Il tema degli “impresentabili” viene cavalcato in questi giorni dai grillini, ed è in fondo un cavallo di battaglia della compagnia dell’“onestah” pentastellata. Cancelleri e compagni agitano il vessillo per attaccare la destra di Nello Musumeci, bersaglio ormai fisso delle uscite dei 5 Stelle. Quel centrodestra che in effetti, per via di alcune scelte abbastanza discutibili, offre il fianco a questo genere di attacchi. Tant’è che lo stesso Musumeci non ha respinto la questione nel merito ma, rispondendo sull’argomento, si è rifugiato nella comodissima risposta degli elettori che alla fine scelgono loro. Sì, certo, vai a capire però sulla base di quali ragioni.

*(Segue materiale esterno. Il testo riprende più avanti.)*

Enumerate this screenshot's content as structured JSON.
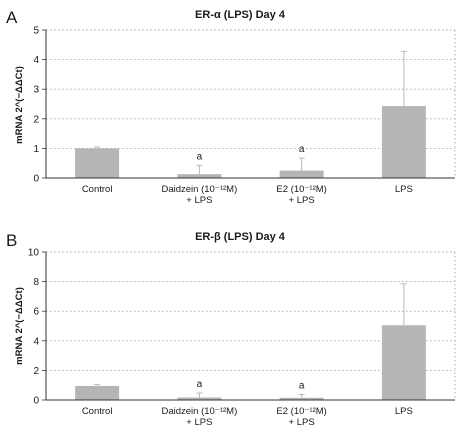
{
  "chart_data": [
    {
      "type": "bar",
      "panel_label": "A",
      "title": "ER-α (LPS) Day 4",
      "ylabel": "mRNA 2^(−ΔΔCt)",
      "xlabel": "",
      "ylim": [
        0,
        5
      ],
      "yticks": [
        "0",
        "1",
        "2",
        "3",
        "4",
        "5"
      ],
      "grid": true,
      "categories": [
        {
          "line1": "Control",
          "line2": ""
        },
        {
          "line1": "Daidzein (10⁻¹²M)",
          "line2": "+ LPS"
        },
        {
          "line1": "E2 (10⁻¹²M)",
          "line2": "+ LPS"
        },
        {
          "line1": "LPS",
          "line2": ""
        }
      ],
      "values": [
        1.0,
        0.13,
        0.25,
        2.43
      ],
      "errors": [
        0.05,
        0.3,
        0.42,
        1.85
      ],
      "annotations": [
        "",
        "a",
        "a",
        ""
      ],
      "bar_color": "#b5b5b5"
    },
    {
      "type": "bar",
      "panel_label": "B",
      "title": "ER-β (LPS) Day 4",
      "ylabel": "mRNA 2^(−ΔΔCt)",
      "xlabel": "",
      "ylim": [
        0,
        10
      ],
      "yticks": [
        "0",
        "2",
        "4",
        "6",
        "8",
        "10"
      ],
      "grid": true,
      "categories": [
        {
          "line1": "Control",
          "line2": ""
        },
        {
          "line1": "Daidzein (10⁻¹²M)",
          "line2": "+ LPS"
        },
        {
          "line1": "E2 (10⁻¹²M)",
          "line2": "+ LPS"
        },
        {
          "line1": "LPS",
          "line2": ""
        }
      ],
      "values": [
        0.95,
        0.17,
        0.15,
        5.05
      ],
      "errors": [
        0.1,
        0.3,
        0.22,
        2.8
      ],
      "annotations": [
        "",
        "a",
        "a",
        ""
      ],
      "bar_color": "#b5b5b5"
    }
  ]
}
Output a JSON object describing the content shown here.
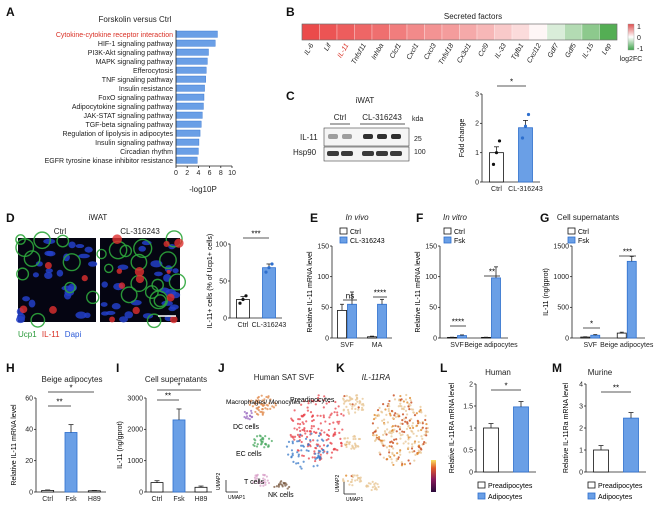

Insomma, la situazione è grave ma non è seria. Come quasi tutte le cose che si piegano alle logiche da slogan della campagna elettorale. Dalla politica all’inquisizione, infatti, il passo è breve e nel calderone indistinto dell’impresentabilità, nella foga dell’attacco politico, finiscono tutti, anche cose e persone che fra loro c’entrano poco o nulla, pur di implementare il volume del dossier contro l’avversario. Il lungo (e affollatissimo) video di Cancelleri è emblematico in questo senso. E si è sempre tutti molto bravi a guardare a casa d’altri ma assai meno attenti a casa propria, basti pensare agli stessi grillini, così prudenti e garantisti quando sotto scopa dalle parti delle procure finiscono le Virginia Raggi o i Patrizio Cinque, senza neanche voler scomodare la faccenda delle firme false.
E così, tra un impresentabile e un altro, la campagna elettorale se ne va. Svicolando da ogni possibilità di confronto su temi concreti. E con la Sicilia condannata a consumarsi in una messianica attesa per Rosy Bindi (!), aspettando il verbo della sua commissione Antimafia.
“Il codice penale è diventato la Magna Charta dell’etica pubblica: si tratta di un segno di autoritarismo sul quale penso valga la pena di riflettere”, disse qualche mese fa l’ex presidente della Camera Luciano Violante. I recentissimi esiti delle vicende giudiziarie di Clemente Mastella e Ottaviano Del Turco, che incisero nelle carni la democrazia del Paese agli albori delle inchieste, suggerirebbero una revisione di questo modello e la capacità di distinguere caso per caso. Perché alle volte l’inopportunità politica non richiede di scomodare il codice penale. Ma quando si confondono l’etica pubblica con i certificati dei carichi pendenti, si finisce dritti a quella “società giudiziaria” di cui parlò Violante nel discorso citato sopra. E tutto diventa un indistinto magma in cui le situazioni più gravi e meritevoli d’indignazione si confondono con storie ben diverse – che richiederebbero prudenza – in una marmellata forcaiola.
Intanto, di quello che effettivamente aspetta la Sicilia dal 6 novembre, del suo futuro, sempre meno si parla. Verrebbe proprio da dire, parafrasando Brecht, fortunato il popolo che non ha bisogno di Rosy Bindi.